Pump Protection and Control
The clients had requested that the boiler feed pump be designed to operate in various capacities to meet its fluctuating steam demand. Engineers achieve this by implementing an automatic recirculation valve to protect the pump from overheating, vibration, and cavitation. A recirculation valve automatically maintains a minimum continuous flow that benefits the pump’s longevity.
The valve can detect if the main delivery flow falls below a set value. This causes the valve to open its bypass, maintaining the minimum required flow delivery to the pump suction even if the output flow stops. Once the outlet flow increases the bypass closes. The flow is modulated and remains constant and it acts as a control valve. This avoids water hammering and pulsation. It minimizes these impacts because of the throttling effect which stabilizes the flow when the application is adjusted to a partial flow range. The modulated control enables the total rate of flow, and the minimum volume remains constant.
Results
The clients were supplied with a horizontal multistage pump designed in materials to adapt to the demineralized water temperature of 125°C, delivering over 60M3H, at pressures over 400M. The multistage pump contains radial double-curved cast stainless steel impellers within the 5 stages.
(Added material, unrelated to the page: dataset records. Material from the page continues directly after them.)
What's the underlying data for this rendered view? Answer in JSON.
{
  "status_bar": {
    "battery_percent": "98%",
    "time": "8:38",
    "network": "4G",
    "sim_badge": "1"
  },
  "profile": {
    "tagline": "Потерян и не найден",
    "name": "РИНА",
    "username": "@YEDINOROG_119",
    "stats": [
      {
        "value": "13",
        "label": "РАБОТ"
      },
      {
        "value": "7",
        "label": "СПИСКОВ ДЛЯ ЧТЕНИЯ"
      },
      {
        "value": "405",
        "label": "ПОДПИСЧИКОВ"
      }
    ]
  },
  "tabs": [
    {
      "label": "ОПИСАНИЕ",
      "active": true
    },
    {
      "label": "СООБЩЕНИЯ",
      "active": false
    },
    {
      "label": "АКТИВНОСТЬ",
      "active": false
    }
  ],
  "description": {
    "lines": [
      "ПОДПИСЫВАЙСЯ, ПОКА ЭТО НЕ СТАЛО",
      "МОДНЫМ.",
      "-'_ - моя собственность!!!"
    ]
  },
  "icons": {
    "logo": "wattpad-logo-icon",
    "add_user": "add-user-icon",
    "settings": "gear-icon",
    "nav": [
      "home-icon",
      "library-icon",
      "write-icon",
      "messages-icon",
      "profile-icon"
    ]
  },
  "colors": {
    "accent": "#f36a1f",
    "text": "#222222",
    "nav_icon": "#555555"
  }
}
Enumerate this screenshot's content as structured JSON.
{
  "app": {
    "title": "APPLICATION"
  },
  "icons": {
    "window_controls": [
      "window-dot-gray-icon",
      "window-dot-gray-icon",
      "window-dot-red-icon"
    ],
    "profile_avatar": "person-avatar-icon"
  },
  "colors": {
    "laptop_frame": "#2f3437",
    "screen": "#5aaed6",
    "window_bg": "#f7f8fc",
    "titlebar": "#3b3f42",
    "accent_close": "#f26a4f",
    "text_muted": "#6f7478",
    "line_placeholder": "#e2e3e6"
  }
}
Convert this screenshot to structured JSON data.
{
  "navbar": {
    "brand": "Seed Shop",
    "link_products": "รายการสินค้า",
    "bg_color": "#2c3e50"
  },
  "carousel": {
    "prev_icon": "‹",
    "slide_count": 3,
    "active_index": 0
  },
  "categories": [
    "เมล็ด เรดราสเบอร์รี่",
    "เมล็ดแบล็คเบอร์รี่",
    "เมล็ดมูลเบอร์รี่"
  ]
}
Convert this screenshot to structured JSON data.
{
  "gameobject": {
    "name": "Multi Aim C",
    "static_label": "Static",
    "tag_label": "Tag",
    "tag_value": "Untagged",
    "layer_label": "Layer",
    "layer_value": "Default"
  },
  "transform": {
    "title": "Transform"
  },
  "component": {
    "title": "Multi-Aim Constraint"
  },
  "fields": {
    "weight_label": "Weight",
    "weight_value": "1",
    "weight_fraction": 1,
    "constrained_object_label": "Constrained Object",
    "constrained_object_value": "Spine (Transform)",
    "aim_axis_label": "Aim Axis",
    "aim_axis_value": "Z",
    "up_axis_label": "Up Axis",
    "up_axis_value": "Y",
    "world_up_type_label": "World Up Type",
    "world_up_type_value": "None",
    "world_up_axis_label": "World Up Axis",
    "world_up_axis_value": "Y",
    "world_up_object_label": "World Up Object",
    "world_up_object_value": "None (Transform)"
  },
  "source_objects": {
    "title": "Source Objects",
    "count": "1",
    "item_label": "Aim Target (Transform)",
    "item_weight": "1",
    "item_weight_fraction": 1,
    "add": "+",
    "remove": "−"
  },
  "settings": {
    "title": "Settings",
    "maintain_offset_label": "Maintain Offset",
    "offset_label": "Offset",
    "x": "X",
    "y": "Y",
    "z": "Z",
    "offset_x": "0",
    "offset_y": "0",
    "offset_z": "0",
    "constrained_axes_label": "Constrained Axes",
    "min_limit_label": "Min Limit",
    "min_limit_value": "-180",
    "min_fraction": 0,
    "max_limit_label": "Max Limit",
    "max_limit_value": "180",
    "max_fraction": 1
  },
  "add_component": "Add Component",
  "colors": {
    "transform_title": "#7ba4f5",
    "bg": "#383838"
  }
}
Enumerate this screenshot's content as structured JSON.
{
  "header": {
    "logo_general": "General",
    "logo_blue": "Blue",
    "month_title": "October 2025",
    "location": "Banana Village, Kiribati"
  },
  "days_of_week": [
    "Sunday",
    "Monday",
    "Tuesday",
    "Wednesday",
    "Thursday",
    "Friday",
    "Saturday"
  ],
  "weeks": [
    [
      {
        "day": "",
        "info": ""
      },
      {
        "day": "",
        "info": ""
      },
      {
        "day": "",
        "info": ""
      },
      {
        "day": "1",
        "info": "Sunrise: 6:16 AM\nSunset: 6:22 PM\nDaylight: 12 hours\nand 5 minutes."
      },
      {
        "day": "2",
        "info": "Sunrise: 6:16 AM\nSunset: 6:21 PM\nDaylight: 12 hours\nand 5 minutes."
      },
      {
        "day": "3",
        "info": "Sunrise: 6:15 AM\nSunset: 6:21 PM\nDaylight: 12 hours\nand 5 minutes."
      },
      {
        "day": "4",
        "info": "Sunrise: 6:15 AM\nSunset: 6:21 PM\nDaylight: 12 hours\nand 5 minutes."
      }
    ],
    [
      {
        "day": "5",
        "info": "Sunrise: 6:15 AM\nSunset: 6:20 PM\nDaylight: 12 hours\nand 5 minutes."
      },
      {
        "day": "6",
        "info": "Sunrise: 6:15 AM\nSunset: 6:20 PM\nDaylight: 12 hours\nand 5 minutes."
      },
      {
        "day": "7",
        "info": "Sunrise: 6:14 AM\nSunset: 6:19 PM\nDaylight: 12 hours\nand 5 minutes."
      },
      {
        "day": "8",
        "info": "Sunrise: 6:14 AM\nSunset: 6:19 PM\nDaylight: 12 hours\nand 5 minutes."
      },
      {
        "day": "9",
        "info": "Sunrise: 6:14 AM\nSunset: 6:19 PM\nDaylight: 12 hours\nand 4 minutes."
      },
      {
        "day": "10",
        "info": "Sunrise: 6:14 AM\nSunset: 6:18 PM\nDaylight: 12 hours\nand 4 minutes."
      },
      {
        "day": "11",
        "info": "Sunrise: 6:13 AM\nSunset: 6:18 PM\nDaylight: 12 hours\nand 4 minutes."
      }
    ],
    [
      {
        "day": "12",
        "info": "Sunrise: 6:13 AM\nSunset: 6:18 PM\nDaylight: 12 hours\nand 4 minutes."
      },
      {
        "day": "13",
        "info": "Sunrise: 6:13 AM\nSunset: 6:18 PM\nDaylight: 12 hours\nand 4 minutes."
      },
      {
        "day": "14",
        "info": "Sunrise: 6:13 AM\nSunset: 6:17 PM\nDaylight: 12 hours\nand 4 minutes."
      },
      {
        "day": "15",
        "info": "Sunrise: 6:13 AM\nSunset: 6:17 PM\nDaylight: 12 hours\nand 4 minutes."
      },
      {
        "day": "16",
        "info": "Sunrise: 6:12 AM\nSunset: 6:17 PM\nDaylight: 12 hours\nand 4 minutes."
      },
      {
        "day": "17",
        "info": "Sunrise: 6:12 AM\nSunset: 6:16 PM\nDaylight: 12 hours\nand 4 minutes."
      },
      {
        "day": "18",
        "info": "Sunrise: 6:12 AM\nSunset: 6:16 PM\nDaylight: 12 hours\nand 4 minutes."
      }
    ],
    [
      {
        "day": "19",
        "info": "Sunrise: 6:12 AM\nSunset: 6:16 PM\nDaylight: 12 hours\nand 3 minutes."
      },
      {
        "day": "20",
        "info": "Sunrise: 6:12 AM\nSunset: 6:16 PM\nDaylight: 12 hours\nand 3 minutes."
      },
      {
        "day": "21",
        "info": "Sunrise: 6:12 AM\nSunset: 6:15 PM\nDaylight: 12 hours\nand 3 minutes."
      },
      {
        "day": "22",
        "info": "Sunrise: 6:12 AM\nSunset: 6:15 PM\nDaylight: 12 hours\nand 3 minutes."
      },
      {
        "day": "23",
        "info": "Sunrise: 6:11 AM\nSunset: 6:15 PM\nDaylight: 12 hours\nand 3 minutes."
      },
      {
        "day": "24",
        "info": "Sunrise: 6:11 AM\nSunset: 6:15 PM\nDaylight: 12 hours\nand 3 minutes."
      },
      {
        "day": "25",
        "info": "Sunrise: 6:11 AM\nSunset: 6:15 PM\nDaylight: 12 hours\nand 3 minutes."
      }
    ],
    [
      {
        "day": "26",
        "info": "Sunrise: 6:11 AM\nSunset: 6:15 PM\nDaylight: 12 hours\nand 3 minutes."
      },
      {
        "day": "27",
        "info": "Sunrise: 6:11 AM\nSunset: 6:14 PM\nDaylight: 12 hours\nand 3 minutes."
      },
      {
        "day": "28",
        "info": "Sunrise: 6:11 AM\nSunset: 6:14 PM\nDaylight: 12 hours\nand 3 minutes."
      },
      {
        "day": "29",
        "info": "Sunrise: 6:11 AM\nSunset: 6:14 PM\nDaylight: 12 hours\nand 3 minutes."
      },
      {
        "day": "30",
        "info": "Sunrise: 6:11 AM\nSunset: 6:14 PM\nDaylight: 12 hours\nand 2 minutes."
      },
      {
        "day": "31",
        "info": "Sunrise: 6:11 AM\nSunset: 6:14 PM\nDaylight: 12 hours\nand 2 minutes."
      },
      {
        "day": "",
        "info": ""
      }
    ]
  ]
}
The stages are coupled with sealed O rings. The axial thrust from the impellers was hydraulically balanced at each stage. A discharge bush in the pump casing help to absorb vibrations. The remaining vibrations were absorbed by the main angular and ball bearings.
Variable speed operation can produce vibrations, the circulating current is prevented from flowing excessively with the aid of inner race bearings, its bearing balls or rollers. The pump has 4 bearings in total, 3 angular ball bearings and 1 roller bearing. The pump was supplied with the driveshaft and is supported by oil-lubricated bearings that are kept cool using an integrated oil-cooling fan. The unit was coupled to a 160Kw IE3 High-Efficiency motor suitable for variable speed operations with a bearing insulated at the non-drive end (NDE Insulated).
This unit was manufactured in under 14 weeks, packed to ISPM15 before shipping and was sent to the clients through sea freights.